Mother took Debbie’s hand—“That’s what I thought too,” she said. “I thought it’d be nice if we gave it to the Lutheran church. Maybe you’ve got your own opinion of Lutherans, but—they do so much good, you know.”

“Fine. Whatever. Not a problem.” And she kissed Mother on each cheek and then Daddy and told him to take his medicine, and got in the car and off they went to Minneapolis.

Watching the Chevy van turn the corner of Elm Street and head down the hill, Daddy knew in his heart he would never see his daughter again, and he got teary-eyed. She would be killed in a freak accident, sideswiped by a semi, the van rolling and rolling, Debbie’s neck broken, lying crumpled under the coroner’s blanket,
leaving her parents to grieve. Or she would go down with the airliner. An item on the news, “Passenger jet missing over the Sierras,” and they would spend 48 hours waiting, hoping, praying, and then search parties would locate the wreckage. No survivors. A freak accident. Possibly an aileron malfunction. Investigators trying to piece the parts together. Or she would be killed by Brent late at night in her home. He would slip in through a sliding glass door and smother her in her bed and take the body out to sea and drop it in, weighted with chains, but in his haste he would not secure them tightly and the body would slip free and wash up on the coast and be found by surfers and Brent would be arrested and tried. A long trial. Only a thin web of circumstantial evidence—a vague threat overheard by a waitress, his thumbprint on the glass, seaweed in his shoes. The tabloids would play it up big and they would print a picture of Debbie’s lifeless body. He wanted to marry her for her money and now, in a towering rage, he wreaked vengeance for her cutting him loose. Or she would drown herself in the ocean. She had put on a brave front for her old parents but her heart was truly broken. She flew home to Santa Cruz, wrote a three-page anguished letter to them, put on a heavy canvas jacket, fastened chains to her ankles, and rowed a kayak out to sea and rolled over. Her body would be returned to Lake Wobegon and Daddy would ask permission to make their double plot into a triple. Bury them in a stack. Debbie on the bottom, then Mother—dead of grief a year later—and finally Daddy. He wasn’t sure when he would die. Maybe not for a few years. He would come and trim the grass over their grave every week with a hand clipper and brush the clippings off the stone and tend the geraniums in the pot. He would sit and talk to them and people would see him and think,
That poor old man. He lost his daughter 
and then his wife, all within a year. His life, gone. Everything
. And then he would die himself. He would die at home, listening to Chopin, the light fading, and then there would be Mother and Debbie, all happy and dressed in white and welcoming him to an enormous mansion full of happy people where there would never be suffering or grief ever again.

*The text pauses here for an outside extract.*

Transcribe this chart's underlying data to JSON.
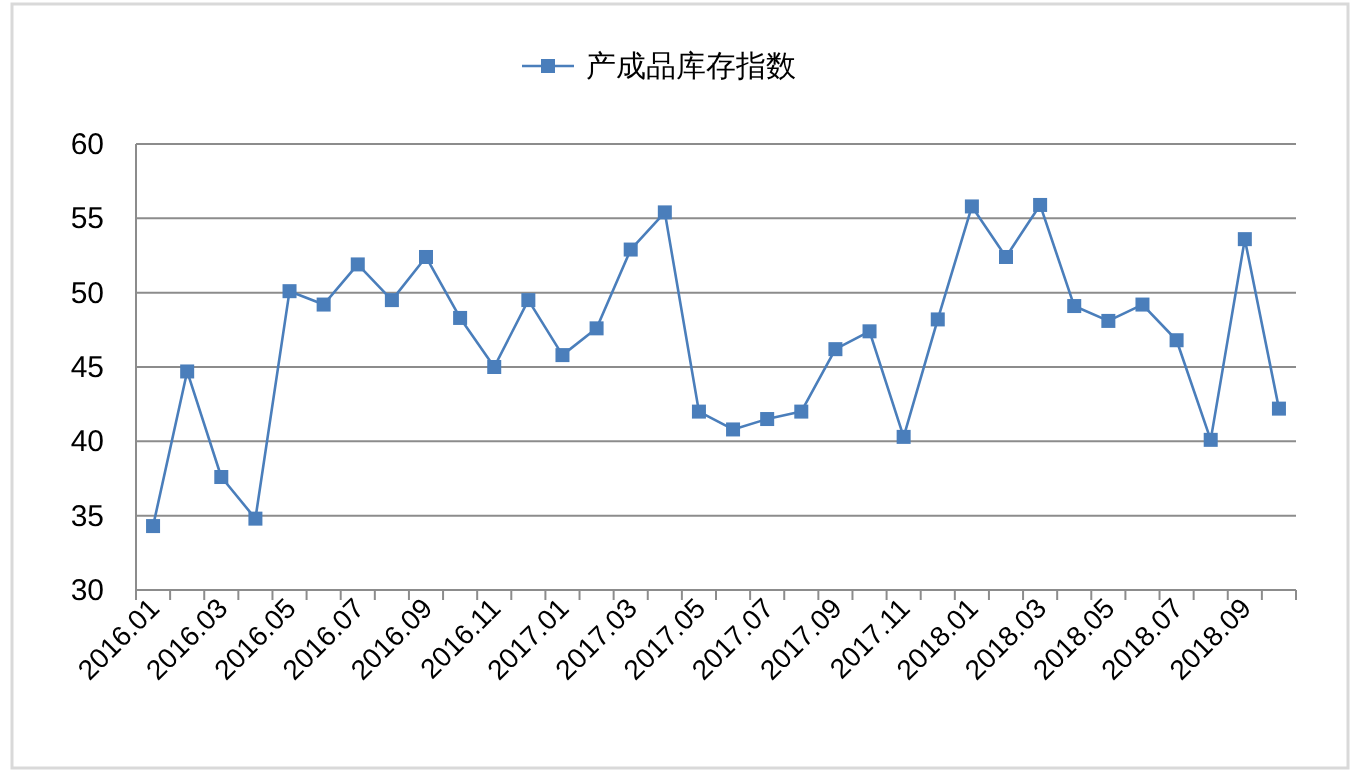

He sat on the porch, comforting himself with these bleak thoughts, as Mother called up Pastor Ingqvist and made the donation, and five minutes later, Pastor rolled up with Clint Bunsen in Clint’s big blue Ford pickup, and they walked up to the house, grinning. Pastor shook his hand. “This is just one of the most generous things I ever heard of,” he said, and he and Clint went back to the garage and started hauling the cases of Moët champagne to the truck. They had already loaded the cheese and would get the frozen shish kebabs from the high school.

“Don’t forget we’re going to need a receipt,” said Daddy. “For the tax deduction, don’t you know.” Suddenly his mind was clear as could be.